When he does decide to stop moping, ignore him, you don't deserve to be carrying the burden of his dream.

aisyray · 14/09/2021 23:51

@sweeneytoddsrazor Well, I pointed out this evening (again, when asked) what I thought might be putting people off. Bearing in mind he has been going on all day about how this idea has failed, suddenly he gets all defensive and goes "oh two people did want it".

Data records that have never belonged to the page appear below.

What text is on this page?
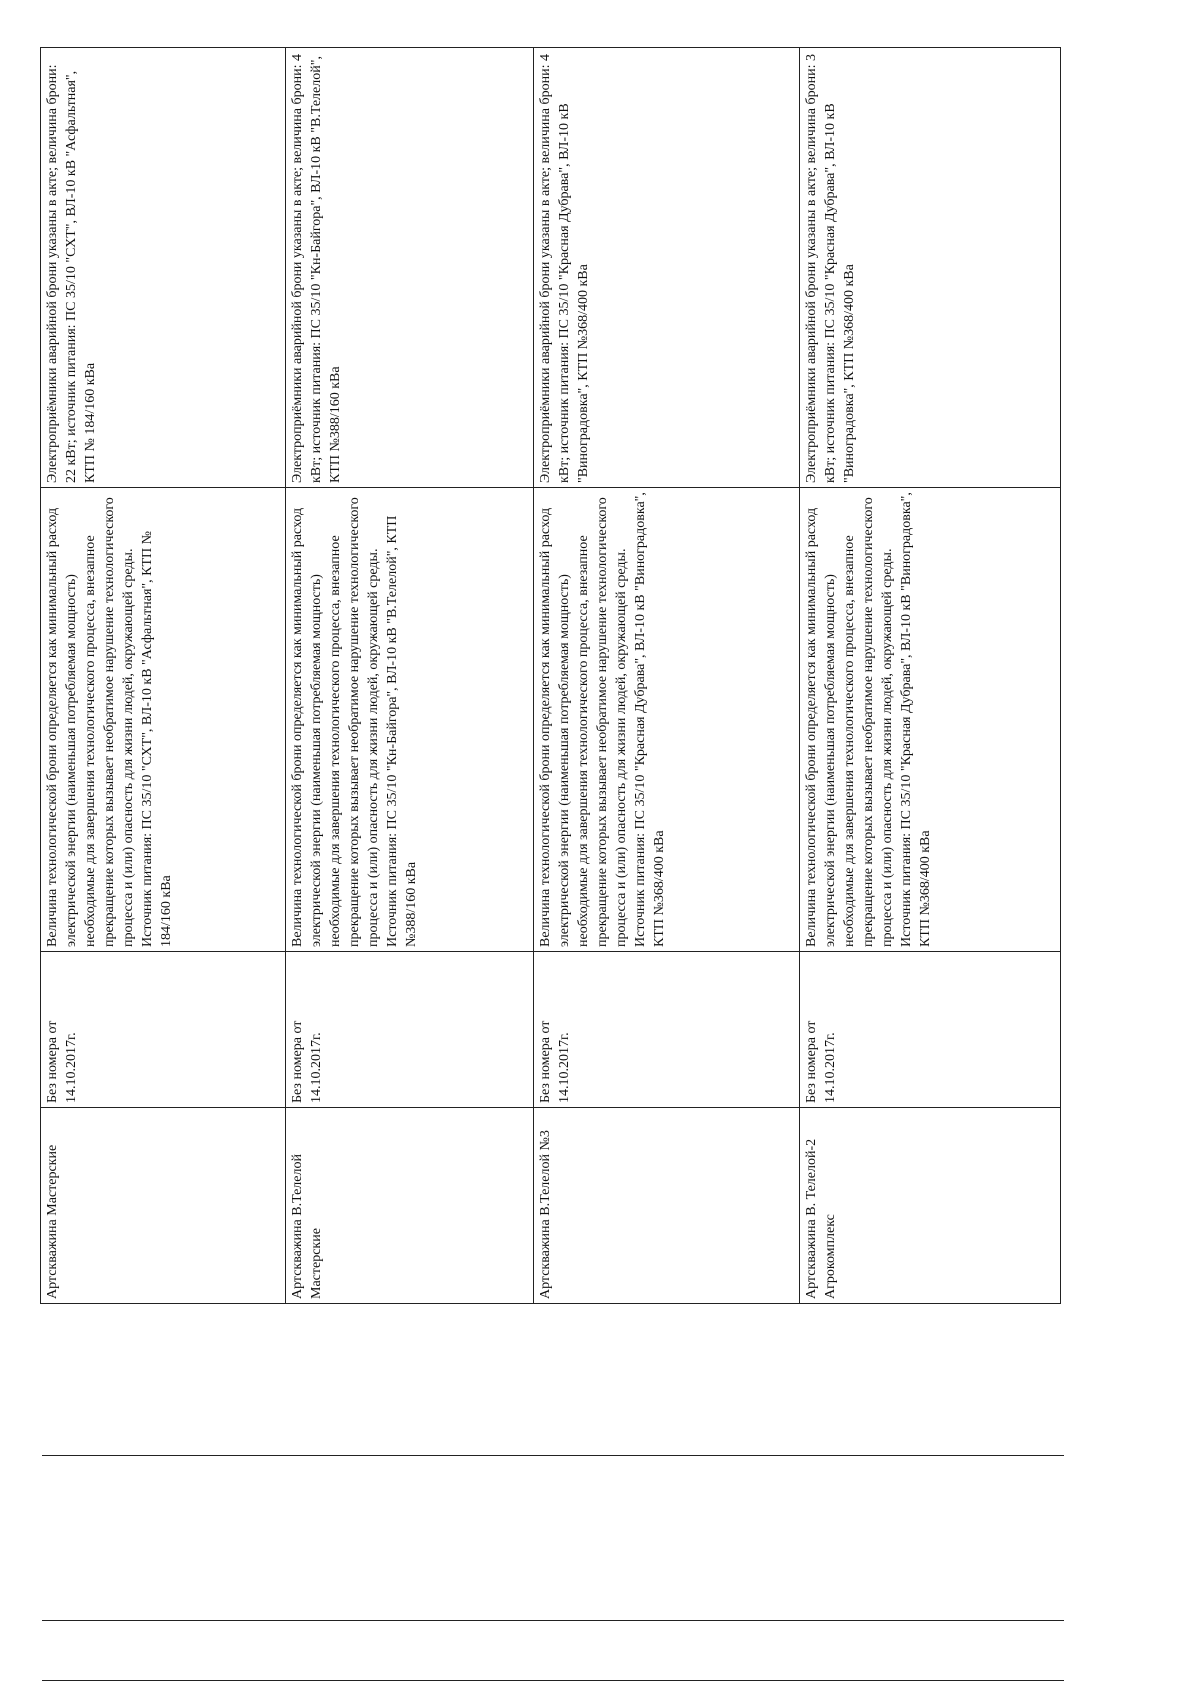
Артскважина Мастерские	Без номера от 14.10.2017г.	Величина технологической брони определяется как минимальный расход электрической энергии (наименьшая потребляемая мощность) необходимые для завершения технологического процесса, внезапное прекращение которых вызывает необратимое нарушение технологического процесса и (или) опасность для жизни людей, окружающей среды. Источник питания: ПС 35/10 "СХТ", ВЛ-10 кВ "Асфальтная", КТП № 184/160 кВа	Электроприёмники аварийной брони указаны в акте; величина брони: 22 кВт; источник питания: ПС 35/10 "СХТ", ВЛ-10 кВ "Асфальтная", КТП № 184/160 кВа
Артскважина В.Телелой Мастерские	Без номера от 14.10.2017г.	Величина технологической брони определяется как минимальный расход электрической энергии (наименьшая потребляемая мощность) необходимые для завершения технологического процесса, внезапное прекращение которых вызывает необратимое нарушение технологического процесса и (или) опасность для жизни людей, окружающей среды. Источник питания: ПС 35/10 "Кн-Байгора", ВЛ-10 кВ "В.Телелой", КТП №388/160 кВа	Электроприёмники аварийной брони указаны в акте; величина брони: 4 кВт; источник питания: ПС 35/10 "Кн-Байгора", ВЛ-10 кВ "В.Телелой", КТП №388/160 кВа
Артскважина В.Телелой №3	Без номера от 14.10.2017г.	Величина технологической брони определяется как минимальный расход электрической энергии (наименьшая потребляемая мощность) необходимые для завершения технологического процесса, внезапное прекращение которых вызывает необратимое нарушение технологического процесса и (или) опасность для жизни людей, окружающей среды. Источник питания: ПС 35/10 "Красная Дубрава", ВЛ-10 кВ "Виноградовка", КТП №368/400 кВа	Электроприёмники аварийной брони указаны в акте; величина брони: 4 кВт; источник питания: ПС 35/10 "Красная Дубрава", ВЛ-10 кВ "Виноградовка", КТП №368/400 кВа
Артскважина В. Телелой-2 Агрокомплекс	Без номера от 14.10.2017г.	Величина технологической брони определяется как минимальный расход электрической энергии (наименьшая потребляемая мощность) необходимые для завершения технологического процесса, внезапное прекращение которых вызывает необратимое нарушение технологического процесса и (или) опасность для жизни людей, окружающей среды. Источник питания: ПС 35/10 "Красная Дубрава", ВЛ-10 кВ "Виноградовка", КТП №368/400 кВа	Электроприёмники аварийной брони указаны в акте; величина брони: 3 кВт; источник питания: ПС 35/10 "Красная Дубрава", ВЛ-10 кВ "Виноградовка", КТП №368/400 кВа
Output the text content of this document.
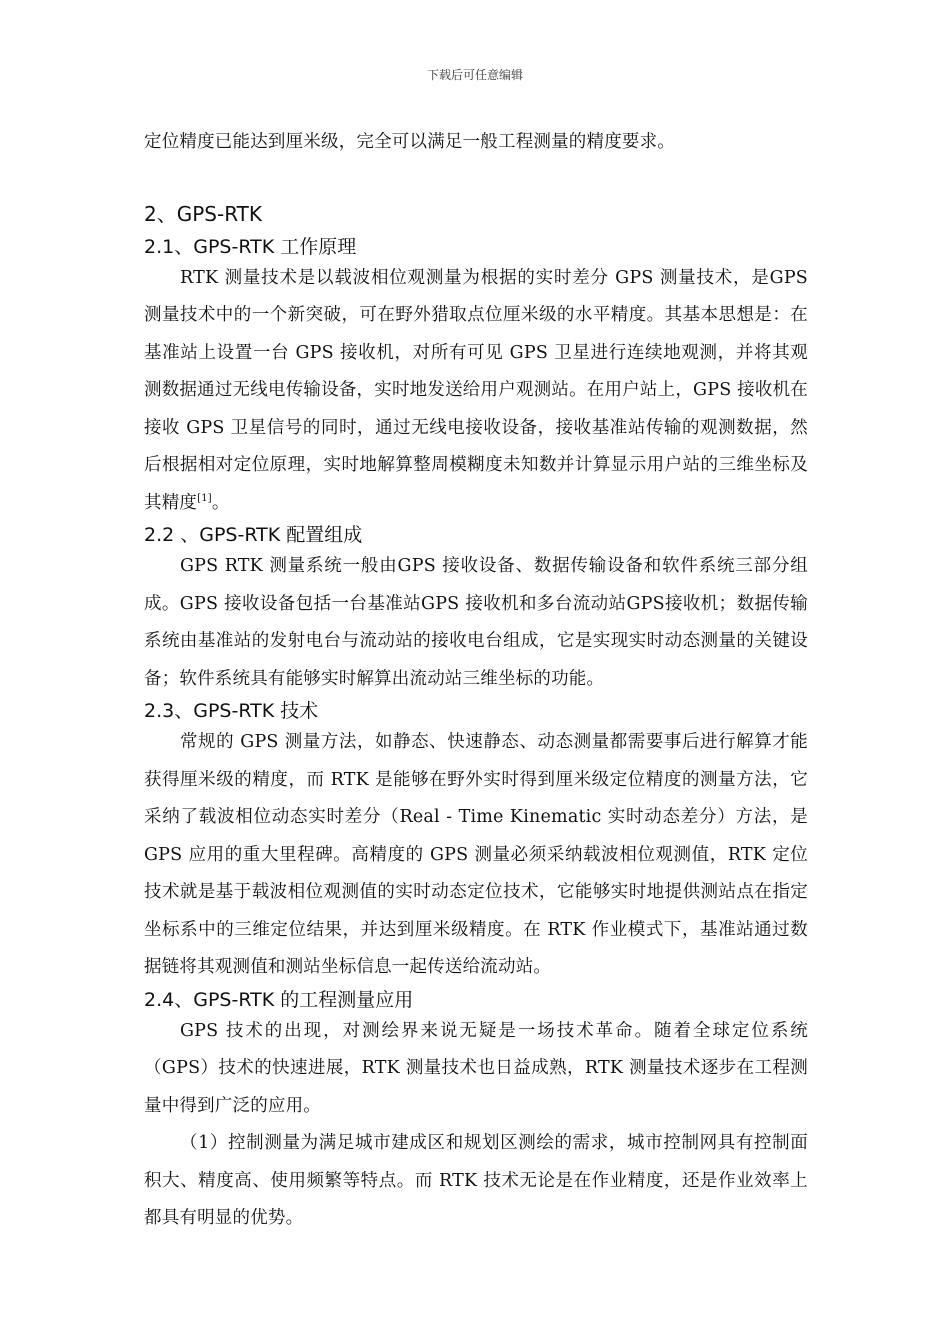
下载后可任意编辑

定位精度已能达到厘米级，完全可以满足一般工程测量的精度要求。

2、GPS-RTK
2.1、GPS-RTK 工作原理

RTK 测量技术是以载波相位观测量为根据的实时差分 GPS 测量技术，是GPS 测量技术中的一个新突破，可在野外猎取点位厘米级的水平精度。其基本思想是：在基准站上设置一台 GPS 接收机，对所有可见 GPS 卫星进行连续地观测，并将其观测数据通过无线电传输设备，实时地发送给用户观测站。在用户站上，GPS 接收机在接收 GPS 卫星信号的同时，通过无线电接收设备，接收基准站传输的观测数据，然后根据相对定位原理，实时地解算整周模糊度未知数并计算显示用户站的三维坐标及其精度[1]。

2.2 、GPS-RTK 配置组成

GPS RTK 测量系统一般由GPS 接收设备、数据传输设备和软件系统三部分组成。GPS 接收设备包括一台基准站GPS 接收机和多台流动站GPS接收机；数据传输系统由基准站的发射电台与流动站的接收电台组成，它是实现实时动态测量的关键设备；软件系统具有能够实时解算出流动站三维坐标的功能。

2.3、GPS-RTK 技术

常规的 GPS 测量方法，如静态、快速静态、动态测量都需要事后进行解算才能获得厘米级的精度，而 RTK 是能够在野外实时得到厘米级定位精度的测量方法，它采纳了载波相位动态实时差分（Real - Time Kinematic 实时动态差分）方法，是 GPS 应用的重大里程碑。高精度的 GPS 测量必须采纳载波相位观测值，RTK 定位技术就是基于载波相位观测值的实时动态定位技术，它能够实时地提供测站点在指定坐标系中的三维定位结果，并达到厘米级精度。在 RTK 作业模式下，基准站通过数据链将其观测值和测站坐标信息一起传送给流动站。

2.4、GPS-RTK 的工程测量应用

GPS 技术的出现，对测绘界来说无疑是一场技术革命。随着全球定位系统（GPS）技术的快速进展，RTK 测量技术也日益成熟，RTK 测量技术逐步在工程测量中得到广泛的应用。

（1）控制测量为满足城市建成区和规划区测绘的需求，城市控制网具有控制面积大、精度高、使用频繁等特点。而 RTK 技术无论是在作业精度，还是作业效率上都具有明显的优势。
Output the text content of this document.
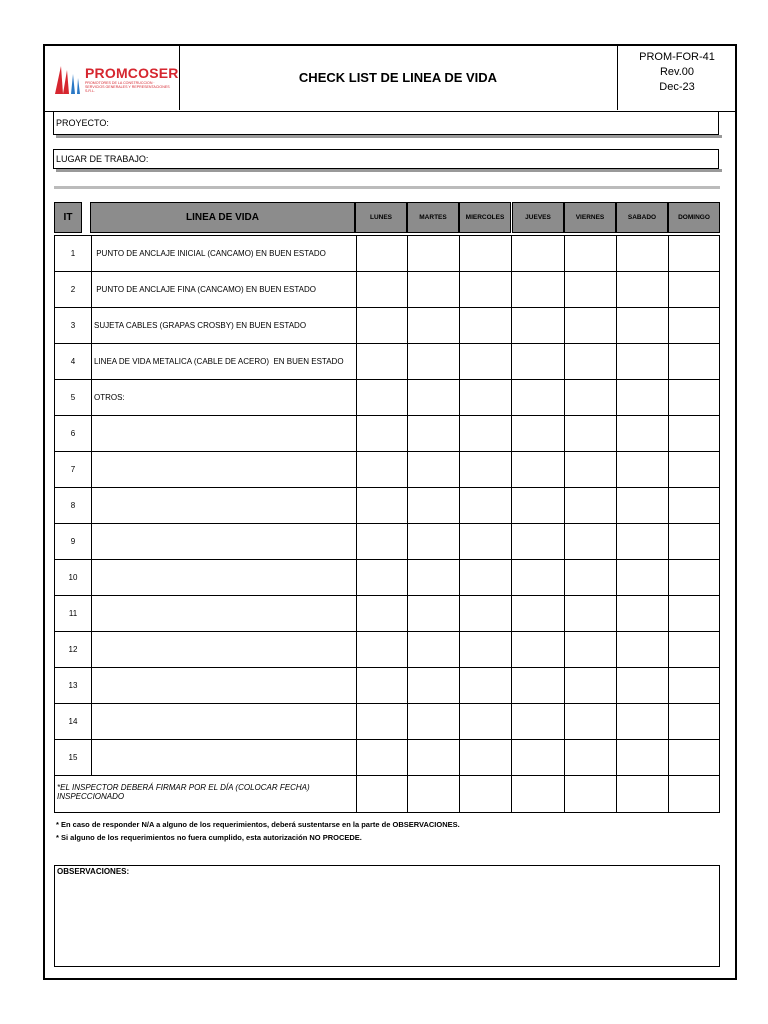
PROMCOSER
PROMOTORES DE LA CONSTRUCCION · SERVICIOS GENERALES Y REPRESENTACIONES S.R.L.
CHECK LIST DE LINEA DE VIDA
PROM-FOR-41
Rev.00
Dec-23
PROYECTO:
LUGAR DE TRABAJO:
IT	LINEA DE VIDA	LUNES	MARTES	MIERCOLES	JUEVES	VIERNES	SABADO	DOMINGO
1	PUNTO DE ANCLAJE INICIAL (CANCAMO) EN BUEN ESTADO
2	PUNTO DE ANCLAJE FINA (CANCAMO) EN BUEN ESTADO
3	SUJETA CABLES (GRAPAS CROSBY) EN BUEN ESTADO
4	LINEA DE VIDA METALICA (CABLE DE ACERO)  EN BUEN ESTADO
5	OTROS:
6
7
8
9
10
11
12
13
14
15
*EL INSPECTOR DEBERÁ FIRMAR POR EL DÍA (COLOCAR FECHA) INSPECCIONADO
* En caso de responder N/A a alguno de los requerimientos, deberá sustentarse en la parte de OBSERVACIONES.
* Si alguno de los requerimientos no fuera cumplido, esta autorización NO PROCEDE.
OBSERVACIONES:
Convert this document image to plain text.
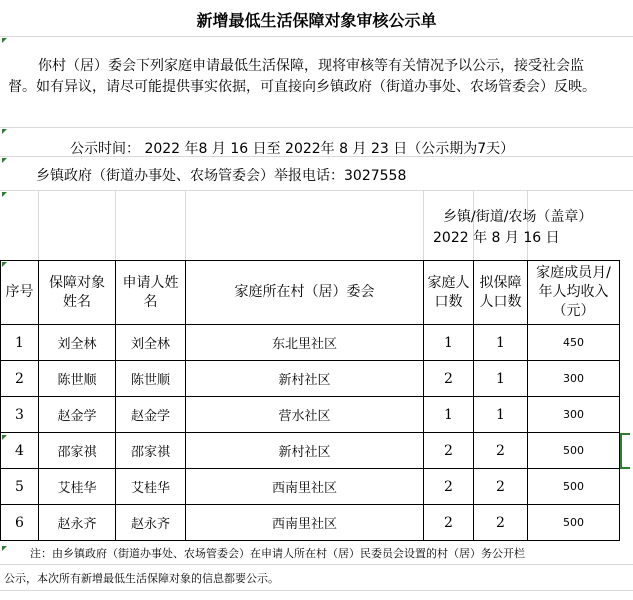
新增最低生活保障对象审核公示单
你村（居）委会下列家庭申请最低生活保障，现将审核等有关情况予以公示，接受社会监督。如有异议，请尽可能提供事实依据，可直接向乡镇政府（街道办事处、农场管委会）反映。
公示时间： 2022 年8 月 16 日至 2022年 8 月 23 日（公示期为7天）
乡镇政府（街道办事处、农场管委会）举报电话：3027558
乡镇/街道/农场（盖章）
2022 年 8 月 16 日
序号	保障对象姓名	申请人姓名	家庭所在村（居）委会	家庭人口数	拟保障人口数	家庭成员月/年人均收入（元）
1	刘全林	刘全林	东北里社区	1	1	450
2	陈世顺	陈世顺	新村社区	2	1	300
3	赵金学	赵金学	营水社区	1	1	300
4	邵家祺	邵家祺	新村社区	2	2	500
5	艾桂华	艾桂华	西南里社区	2	2	500
6	赵永齐	赵永齐	西南里社区	2	2	500
注：由乡镇政府（街道办事处、农场管委会）在申请人所在村（居）民委员会设置的村（居）务公开栏
公示，本次所有新增最低生活保障对象的信息都要公示。
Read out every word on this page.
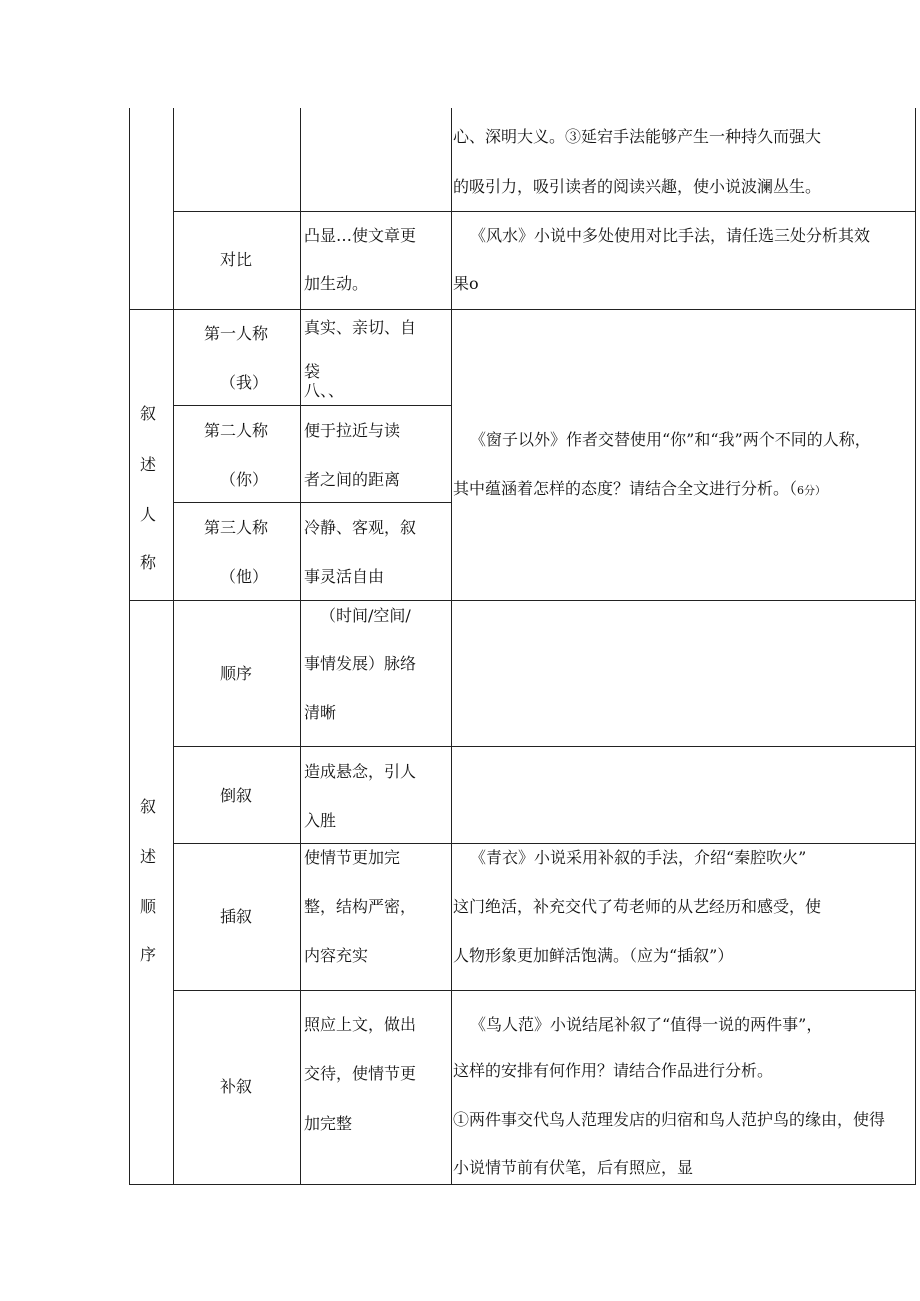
心、深明大义。③延宕手法能够产生一种持久而强大
的吸引力，吸引读者的阅读兴趣，使小说波澜丛生。
对比
凸显…使文章更
加生动。
《风水》小说中多处使用对比手法，请任选三处分析其效
果o
叙
述
人
称
第一人称
（我）
真实、亲切、自
袋
八、、
第二人称
（你）
便于拉近与读
者之间的距离
第三人称
（他）
冷静、客观，叙
事灵活自由
《窗子以外》作者交替使用“你”和“我”两个不同的人称，
其中蕴涵着怎样的态度？请结合全文进行分析。（6分）
叙
述
顺
序
顺序
（时间/空间/
事情发展）脉络
清晰
倒叙
造成悬念，引人
入胜
插叙
使情节更加完
整，结构严密，
内容充实
《青衣》小说采用补叙的手法，介绍“秦腔吹火”
这门绝活，补充交代了苟老师的从艺经历和感受，使
人物形象更加鲜活饱满。（应为“插叙”）
补叙
照应上文，做出
交待，使情节更
加完整
《鸟人范》小说结尾补叙了“值得一说的两件事”，
这样的安排有何作用？请结合作品进行分析。
①两件事交代鸟人范理发店的归宿和鸟人范护鸟的缘由，使得
小说情节前有伏笔，后有照应，显
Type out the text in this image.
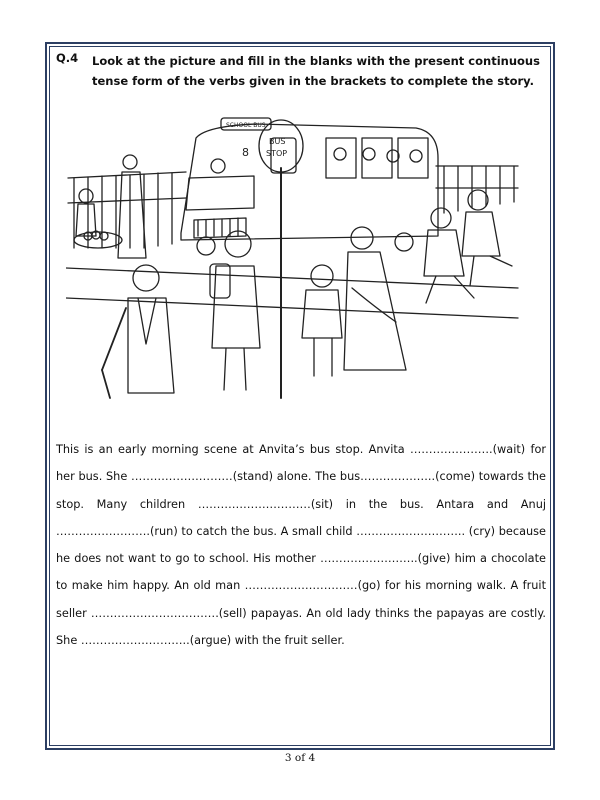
Q.4 Look at the picture and fill in the blanks with the present continuous tense form of the verbs given in the brackets to complete the story.
SCHOOL BUS
8
BUS
STOP

This is an early morning scene at Anvita’s bus stop. Anvita ………………….(wait) for her bus. She ………………………(stand) alone. The bus………………..(come) towards the stop. Many children …………………………(sit) in the bus. Antara and Anuj …………………….(run) to catch the bus. A small child ……………………….. (cry) because he does not want to go to school. His mother ……………………..(give) him a chocolate to make him happy. An old man …………………………(go) for his morning walk. A fruit seller …………………………….(sell) papayas. An old lady thinks the papayas are costly. She ………………………..(argue) with the fruit seller.

3 of 4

I just said, fine, everything's great then. Stop complaining. I've had it up to my neck with this "restaurant" and as far as I'm concerned him and his team can just sit and bullshit each other all day while I get on and actually do things.

OP posts:
aisyray · 15/09/2021 00:04

@Sparklfairy I think I was reasonable and I said over and over I thought the idea was good and the people were good at what they do. He was complaining about a lack of customers (can't be too specific obviously) and I tried to point out that as it was I wouldn't personally buy this product. I think they are all just too close to it and their knowledge is working against them.

I'm honestly not annoyed he failed at this, it's more that I've been supportive and this is/was such a glaring error that it's clear to me this group just want to sit around bullshitting all day. Fine, but I can't be another person wasting my time.

I think my frustration is showing this evening.

OP posts:
aisyray · 15/09/2021 00:09

@Sparklfairy Sorry posted too soon there, yes I did suggest solutions. I didn't in any way expect these to be implemented as I said. It was more that as this process has happened and he's been going "hmmm, this isn't working, what could the problem be?" They all just carried on regardless and took no input at all, so as far as I'm concerned they can just get on with it like they're doing.

OP posts:
Kite22 · 15/09/2021 00:19

I assumed this was going to be about people on MN asking "AIBU" and getting all shirty when people said "Yes" Grin

Sydendad · 15/09/2021 00:24

I think I can relate my partner had a business and it didn't run too well, so she asked me for ideas, o gave ideas and more ideas and more ideas and she ended up doing or not even trying may of them. I even suggested paying for some of them from my own business. Low and behold the business failed and ended up costing us money. I am still a little miffed about that. Especially because it impacted the entire family as lots of time was spend and it all resulted in debt and me having to pay for everything and making ends meet. That's upsetting, but it is their business and we should let them run it as they see fit so I didn't stay too long upset about that. I do think you have the right to ask that he pulls his weight financially though. And to tell him that he needs to make money and may have to reconsider the validity of his business and perhaps find other means of income. It's what I did. Ofcourse that doesn't go down well, but then again we don't always have to be nice and the truth is painfully sometimes.